Nightingale told Maine State Police Detective Dale Keegan in an interview played last week for the jury that he took his stepfather’s .22-caliber revolver to the Millers’ home the morning of Nov. 28, 2009, to pawn it for money to buy illegal painkillers because he was out of a job and broke. The defendant said he was showing Miller Sr. that the gun worked when it went off and hit Miller Sr. in the back of the head.
“I was showing them the gun, holding it,” he said in the recording. “I had it cocked and I pulled the trigger. A shot went off and he fell. She turned and looked at him and I shot her. I don’t know where I shot her. I know it wasn’t me. It was desperation.”
Dr. Margaret Greenwald, the state’s chief medical examiner, testified May 23 that both Millers died of small-caliber gunshot wounds to their heads.
Benson said Tuesday that the state had proven beyond a reasonable doubt that Nightingale shot and killed the Millers. The prosecutor pointed to Nightingale’s DNA, which was found on the gun, the bullet from the murder weapon that matched one taken from Valerie Miller’s body, the fact that the defendant led police to the items he stole from the couple’s double-wide trailer, and the timeline that showed Nightingale’s car passing by a Lincoln funeral home about an hour after Miller Sr.’s cell phone showed his last answered call at 10:44 a.m. as some of the “overwhelming evidence” that, in addition to the confession, proved Nightingale’s guilt beyond a reasonable doubt.
Nightingale faces a maximum of 30 years in prison on the manslaughter conviction in the death of Miller Sr. and a minimum of 25 years and a maximum sentence of life on the murder conviction in the death of Valerie Miller.
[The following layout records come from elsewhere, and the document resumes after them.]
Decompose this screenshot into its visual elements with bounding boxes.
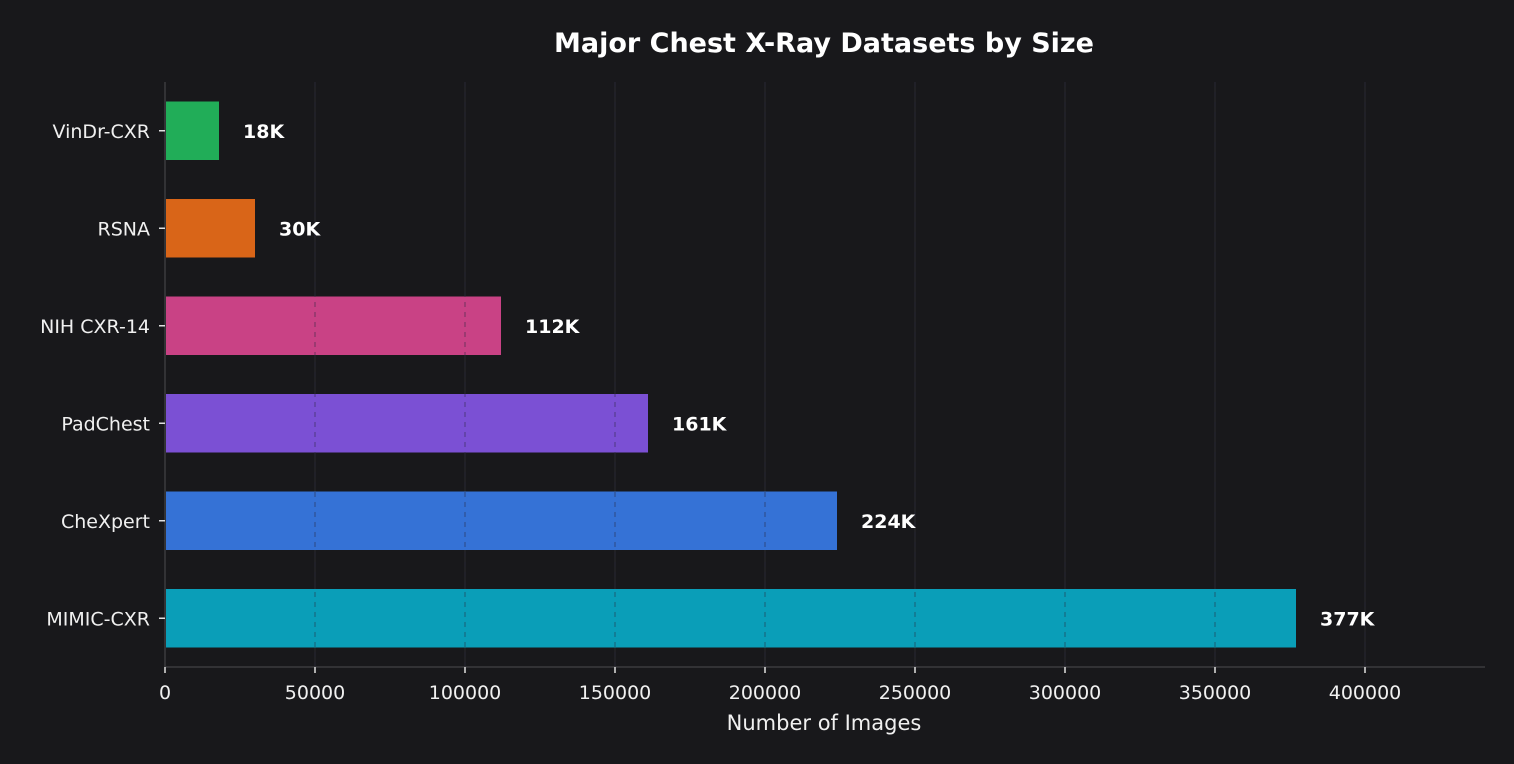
- bar: [166, 199, 255, 258]
- x-axis-ticks: 0 50000 100000 150000 200000 250000 300000 3500…: [159, 667, 1401, 704]
- data-label: 112K: [525, 316, 581, 338]
- axes: [164, 82, 1485, 668]
- data-label: 18K: [243, 121, 285, 143]
- data-label: 224K: [861, 511, 917, 533]
- y-tick-label: PadChest: [61, 413, 150, 435]
- bar: [166, 589, 1296, 648]
- y-tick-label: VinDr-CXR: [53, 121, 150, 143]
- x-tick-label: 200000: [729, 682, 802, 704]
- x-tick-label: 350000: [1179, 682, 1252, 704]
- bar: [166, 101, 219, 160]
- bars: [166, 101, 1296, 648]
- y-tick-label: NIH CXR-14: [40, 316, 150, 338]
- data-label: 377K: [1320, 608, 1376, 630]
- grid-lines: [314, 82, 1366, 667]
- x-tick-label: 50000: [285, 682, 345, 704]
- x-tick-label: 300000: [1029, 682, 1102, 704]
- chart-title: Major Chest X-Ray Datasets by Size: [554, 28, 1094, 59]
- y-tick-label: CheXpert: [61, 511, 150, 533]
- bar: [166, 296, 501, 355]
- x-tick-label: 400000: [1329, 682, 1402, 704]
- y-axis-ticks: MIMIC-CXR CheXpert PadChest NIH CXR-14 RSNA V…: [40, 121, 165, 630]
- bar: [166, 394, 648, 453]
- y-tick-label: RSNA: [98, 218, 150, 240]
- bar: [166, 491, 837, 550]
- data-label: 161K: [672, 413, 728, 435]
- x-tick-label: 100000: [429, 682, 502, 704]
- x-tick-label: 150000: [579, 682, 652, 704]
- x-axis-label: Number of Images: [727, 711, 922, 735]
- x-tick-label: 250000: [879, 682, 952, 704]
- x-tick-label: 0: [159, 682, 171, 704]
- data-label: 30K: [279, 218, 321, 240]
- data-labels: 377K 224K 161K 112K 30K 18K: [243, 121, 1376, 631]
- y-tick-label: MIMIC-CXR: [46, 608, 150, 630]
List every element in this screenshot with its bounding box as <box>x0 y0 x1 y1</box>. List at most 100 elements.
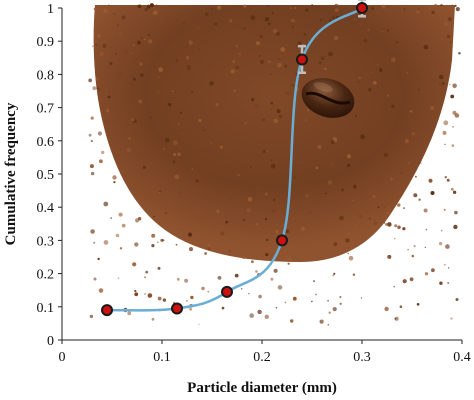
coffee-grain <box>287 68 290 72</box>
coffee-grain <box>246 208 251 213</box>
coffee-grain <box>145 270 149 274</box>
coffee-grain <box>446 34 450 39</box>
coffee-grain <box>333 138 338 143</box>
coffee-grain <box>144 293 146 295</box>
coffee-grain <box>107 95 111 99</box>
coffee-grain <box>222 146 227 151</box>
coffee-grain <box>211 7 213 10</box>
coffee-grain <box>219 90 221 92</box>
coffee-grain <box>383 206 386 208</box>
coffee-grain <box>198 48 200 50</box>
coffee-grain <box>258 294 262 299</box>
coffee-grain <box>363 38 368 43</box>
coffee-grain <box>403 8 406 10</box>
coffee-grain <box>134 289 137 293</box>
coffee-grain <box>153 215 155 218</box>
coffee-grain <box>345 238 350 243</box>
coffee-grain <box>272 208 277 213</box>
coffee-grain <box>232 60 235 63</box>
coffee-grain <box>187 232 193 237</box>
coffee-grain <box>203 129 206 132</box>
coffee-grain <box>305 194 309 198</box>
coffee-grain <box>140 73 144 77</box>
coffee-grain <box>274 14 277 17</box>
coffee-grain <box>373 74 378 79</box>
coffee-grain <box>424 272 429 276</box>
coffee-grain <box>222 60 225 63</box>
coffee-grain <box>316 115 319 119</box>
coffee-grain <box>212 143 218 149</box>
coffee-grain <box>113 12 116 16</box>
coffee-grain <box>95 77 99 81</box>
coffee-grain <box>133 77 136 81</box>
coffee-grain <box>150 116 153 119</box>
coffee-grain <box>117 277 120 279</box>
coffee-grain <box>411 254 415 258</box>
coffee-grain <box>98 288 104 293</box>
coffee-grain <box>308 31 313 35</box>
coffee-grain <box>93 7 97 11</box>
coffee-grain <box>262 118 265 122</box>
coffee-grain <box>315 293 317 296</box>
coffee-background <box>88 3 461 326</box>
coffee-grain <box>127 311 132 316</box>
coffee-grain <box>391 57 396 62</box>
coffee-grain <box>264 218 268 221</box>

He will continue to be held without bail at the Penobscot County Jail, where he has been held since his arrest.
A sentencing date has not been set.
Miller Jr. said outside the courthouse that his family’s discussions with Benson had led him to believe the prosecutor would recommend a sentence of about 60 years for deaths of his parents. He also expressed some sympathy for Nightingale, who was his best friend for many years.
“I hate the person for having caused all this pain and loss,” he said. “Not only has he ruined our lives and our families’ lives, he’s ruined his own. I do feel bad for him.”
Correction: An earlier version of this story contained incorrect information in the photo captions. Michael Miller Sr., one of the victims in the case is a Sr. not a Jr.